Today everyone from dinner last night rejoined to hike up the hills around Manarola, making our way to the house of Marzia’s friend GiGi, who, like several of Marzia’s other acquaintances, owns a small vineyard and presses his own wine. The steps to his house formed steep, narrow trails of winding flat rocks, but the view from his porch was well worth the climb. 



We sat down to lunch at a table on his patio with a wide expanse of the Mediterranean ocean and the other hillside homes in sight. Our meal consisted of sopressa, prosciutto, peppercini, focaccia, eggplant, cherries and red wine. At the end, we were given a very special treat – the opportunity to try a few bottles of homemade sciacettra, a dessert white wine that is unique to the region. It was sweet, but not overwhelmingly so. Above all, I enjoyed hearing them proudly explain their wine production process and later show me their cellars. Unfortunately Gigi’s cantina (the Italian name for wine cellar) was filled with only wooden barrels and glass jugs. The season for the vendemmia (the grape harvest) isn’t until autumn.



In the evening Seth Coleman, the filmmaker for the project (seen above with his camera glued to his hand, as always), and I dined at the Trattoria da Billy. It was nearly 9:00, a time when the average Italian dinner is in full swing, so we had to wait several minutes for a table to open up, but we were amicably handed a glass of prosecco upon walking in and the time passed easily. Before I knew it, the antipasti was being set before us – in order to accommodate the impressive twelve plate seafood starter, a second small table had to be set up next to ours. Pink tuna tartar, anchovies in oil, croquettes in orange sauce, fried squid… a beautiful array of colors, textures and flavors. I wouldn’t have imagined I could still have room for my main dish afterward, but when Billy himself presented me with a magnificent, silver fish surrounded by roasted tomatoes and potatoes, I decided to channel my the American and eat it all.
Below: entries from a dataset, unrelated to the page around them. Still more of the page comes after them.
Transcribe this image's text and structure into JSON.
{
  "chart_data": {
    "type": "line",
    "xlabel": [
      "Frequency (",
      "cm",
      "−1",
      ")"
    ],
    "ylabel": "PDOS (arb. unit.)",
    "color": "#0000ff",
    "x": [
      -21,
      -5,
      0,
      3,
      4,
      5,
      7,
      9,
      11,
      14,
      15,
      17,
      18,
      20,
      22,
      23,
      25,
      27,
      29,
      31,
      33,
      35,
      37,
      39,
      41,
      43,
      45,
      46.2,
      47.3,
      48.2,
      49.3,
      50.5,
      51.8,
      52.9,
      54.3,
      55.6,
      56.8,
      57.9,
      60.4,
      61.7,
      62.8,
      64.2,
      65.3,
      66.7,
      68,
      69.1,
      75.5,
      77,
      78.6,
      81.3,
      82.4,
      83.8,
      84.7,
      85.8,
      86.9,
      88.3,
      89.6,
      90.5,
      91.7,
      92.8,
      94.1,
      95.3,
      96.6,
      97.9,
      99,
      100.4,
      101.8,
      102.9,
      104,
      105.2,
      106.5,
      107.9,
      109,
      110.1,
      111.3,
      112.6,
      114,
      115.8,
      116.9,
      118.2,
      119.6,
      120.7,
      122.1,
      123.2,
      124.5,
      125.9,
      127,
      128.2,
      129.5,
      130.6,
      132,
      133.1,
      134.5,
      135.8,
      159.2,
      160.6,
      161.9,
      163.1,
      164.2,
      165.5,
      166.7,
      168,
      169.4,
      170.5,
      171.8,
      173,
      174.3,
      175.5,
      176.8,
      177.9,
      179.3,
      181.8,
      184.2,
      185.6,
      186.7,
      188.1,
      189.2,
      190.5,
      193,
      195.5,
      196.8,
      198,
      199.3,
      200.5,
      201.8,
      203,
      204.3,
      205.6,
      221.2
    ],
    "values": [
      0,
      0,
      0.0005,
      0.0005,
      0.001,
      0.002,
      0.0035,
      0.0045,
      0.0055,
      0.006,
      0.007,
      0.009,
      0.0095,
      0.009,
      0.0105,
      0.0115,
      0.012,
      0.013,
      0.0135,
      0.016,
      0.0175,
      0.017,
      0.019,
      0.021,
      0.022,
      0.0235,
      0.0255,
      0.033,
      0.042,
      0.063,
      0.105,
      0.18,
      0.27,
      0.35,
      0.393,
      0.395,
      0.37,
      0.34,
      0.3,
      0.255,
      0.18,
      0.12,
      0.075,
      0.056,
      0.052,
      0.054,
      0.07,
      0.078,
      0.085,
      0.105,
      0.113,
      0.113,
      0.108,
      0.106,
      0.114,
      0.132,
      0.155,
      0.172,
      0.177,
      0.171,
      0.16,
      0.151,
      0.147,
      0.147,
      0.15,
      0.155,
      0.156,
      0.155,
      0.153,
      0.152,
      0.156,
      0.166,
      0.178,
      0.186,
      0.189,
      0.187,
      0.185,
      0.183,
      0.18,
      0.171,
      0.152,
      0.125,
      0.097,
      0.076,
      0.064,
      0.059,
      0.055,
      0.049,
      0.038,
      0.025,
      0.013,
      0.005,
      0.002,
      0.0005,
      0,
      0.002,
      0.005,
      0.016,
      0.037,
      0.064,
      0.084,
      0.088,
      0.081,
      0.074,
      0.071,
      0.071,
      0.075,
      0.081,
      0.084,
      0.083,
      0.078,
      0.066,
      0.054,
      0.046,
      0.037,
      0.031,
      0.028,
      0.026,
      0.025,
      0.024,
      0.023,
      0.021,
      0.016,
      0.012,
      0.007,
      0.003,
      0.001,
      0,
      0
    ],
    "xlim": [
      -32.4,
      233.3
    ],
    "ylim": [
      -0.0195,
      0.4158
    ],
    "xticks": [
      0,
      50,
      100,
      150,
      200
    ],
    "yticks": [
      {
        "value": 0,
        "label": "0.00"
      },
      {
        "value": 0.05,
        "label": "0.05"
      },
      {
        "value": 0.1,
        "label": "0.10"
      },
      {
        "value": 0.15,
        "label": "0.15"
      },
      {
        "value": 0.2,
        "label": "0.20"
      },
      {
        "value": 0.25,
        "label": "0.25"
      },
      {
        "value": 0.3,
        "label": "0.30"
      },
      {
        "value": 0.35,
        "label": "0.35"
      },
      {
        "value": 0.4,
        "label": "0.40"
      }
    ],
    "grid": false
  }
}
Billy set the plate down and expertly deboned the fish for me. With just a few swift movements, the fish veritably melted into a puddle of soft white flesh. The waiters, always perfectly able to move a dinner along by a change of drinks, removed our empty wine glasses and replaced them with smaller ones of Grappa.

Be it the food or the jet lag but my mind and body were in two different places. I had the urge to wander the streets of Manarola in the dark, not wanting to waste a second of my time here, but ultimately my exhausted limbs made the decision to head towards home.